Fabiano Contarato alertou para possibilidade da proposta ampliar quantidade de negros e pobres nas cadeias brasileiras

Além disso, o senador argumentou que promover mudança constitucional para criminalizar o porte e a posse de drogas não retira do Poder Judiciário a prerrogativa da apreciação sobre lesão ou ameaça a direito.  

“A lei não excluirá da apreciação do Poder Judiciário lesão ou ameaça a direito. Se nós nos acovardamos, nos intimidamos e não enfrentamos o tema para definir quem é traficante ou usuário, o STF é instado a dizê-lo. Aconteceu isso com o casamento entre pessoas do mesmo sexo, por exemplo”, destacou Contarato.   

Preocupação com o uso medicinal 

O líder do Governo no Senado, Jaques Wagner (PT-BA), mostrou preocupação com a possibilidade de o texto da proposta, da forma que foi apresentado, acabar punindo os pacientes que fazem uso medicinal do óleo de canabidiol ou as cooperativas que se organizam para produzir a substância.  
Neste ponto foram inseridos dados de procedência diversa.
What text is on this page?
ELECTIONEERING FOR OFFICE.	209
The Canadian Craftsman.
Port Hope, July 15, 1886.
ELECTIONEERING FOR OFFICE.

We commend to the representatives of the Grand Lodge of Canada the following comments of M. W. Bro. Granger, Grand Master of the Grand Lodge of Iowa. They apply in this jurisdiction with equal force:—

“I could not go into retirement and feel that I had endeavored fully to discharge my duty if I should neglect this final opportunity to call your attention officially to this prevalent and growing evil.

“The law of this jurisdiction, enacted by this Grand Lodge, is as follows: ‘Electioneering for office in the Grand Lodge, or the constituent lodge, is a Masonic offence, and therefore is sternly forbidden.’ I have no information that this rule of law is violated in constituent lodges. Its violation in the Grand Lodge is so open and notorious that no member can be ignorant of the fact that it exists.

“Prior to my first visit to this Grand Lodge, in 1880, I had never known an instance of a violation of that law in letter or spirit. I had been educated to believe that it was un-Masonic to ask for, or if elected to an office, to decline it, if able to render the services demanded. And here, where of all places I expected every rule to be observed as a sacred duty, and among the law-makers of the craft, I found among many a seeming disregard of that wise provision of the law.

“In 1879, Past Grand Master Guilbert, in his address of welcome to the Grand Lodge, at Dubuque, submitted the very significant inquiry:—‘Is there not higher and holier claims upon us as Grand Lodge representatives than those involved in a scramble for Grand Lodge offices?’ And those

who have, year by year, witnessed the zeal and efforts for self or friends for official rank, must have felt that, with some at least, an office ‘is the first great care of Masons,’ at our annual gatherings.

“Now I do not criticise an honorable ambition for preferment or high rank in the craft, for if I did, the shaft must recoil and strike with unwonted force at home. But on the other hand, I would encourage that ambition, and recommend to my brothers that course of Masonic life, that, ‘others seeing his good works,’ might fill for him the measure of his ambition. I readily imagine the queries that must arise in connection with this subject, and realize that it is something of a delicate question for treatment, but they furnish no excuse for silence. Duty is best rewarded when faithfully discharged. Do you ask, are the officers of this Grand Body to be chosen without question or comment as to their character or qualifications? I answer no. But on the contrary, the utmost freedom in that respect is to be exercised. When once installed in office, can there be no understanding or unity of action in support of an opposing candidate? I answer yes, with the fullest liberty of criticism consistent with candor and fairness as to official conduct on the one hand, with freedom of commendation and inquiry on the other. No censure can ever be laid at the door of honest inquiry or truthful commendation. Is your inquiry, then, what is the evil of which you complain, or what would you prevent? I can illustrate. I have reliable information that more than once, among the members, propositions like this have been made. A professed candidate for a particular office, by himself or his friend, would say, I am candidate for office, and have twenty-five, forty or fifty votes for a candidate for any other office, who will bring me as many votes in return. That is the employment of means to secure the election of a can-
Jaques Wagner mostrou preocupação com possibilidade de criminalização do uso medicinal da maconha

“Temos pelo menos dez cooperativas que produzem o óleo para não ter que contrabandear de outros países, nos quais você compra esse produto em prateleiras de supermercado. Estou falando de um remédio feito a partir de um derivado da mesma planta. Nós precisamos dar uma luz para essas pessoas. Não podemos fechar os olhos para a ciência”, argumentou. 

Tramitação 

Aprovada na Comissão de Constituição e Justiça (CCJ), a PEC 45/2023 segue para a análise do plenário. No colegiado, o projeto teve votos contrários dos senadores Fabiano Contarato (PT-ES), Humberto Costa (PT-PE), Jaques Wagner (PT-BA) e Marcelo Castro (MDB-PI).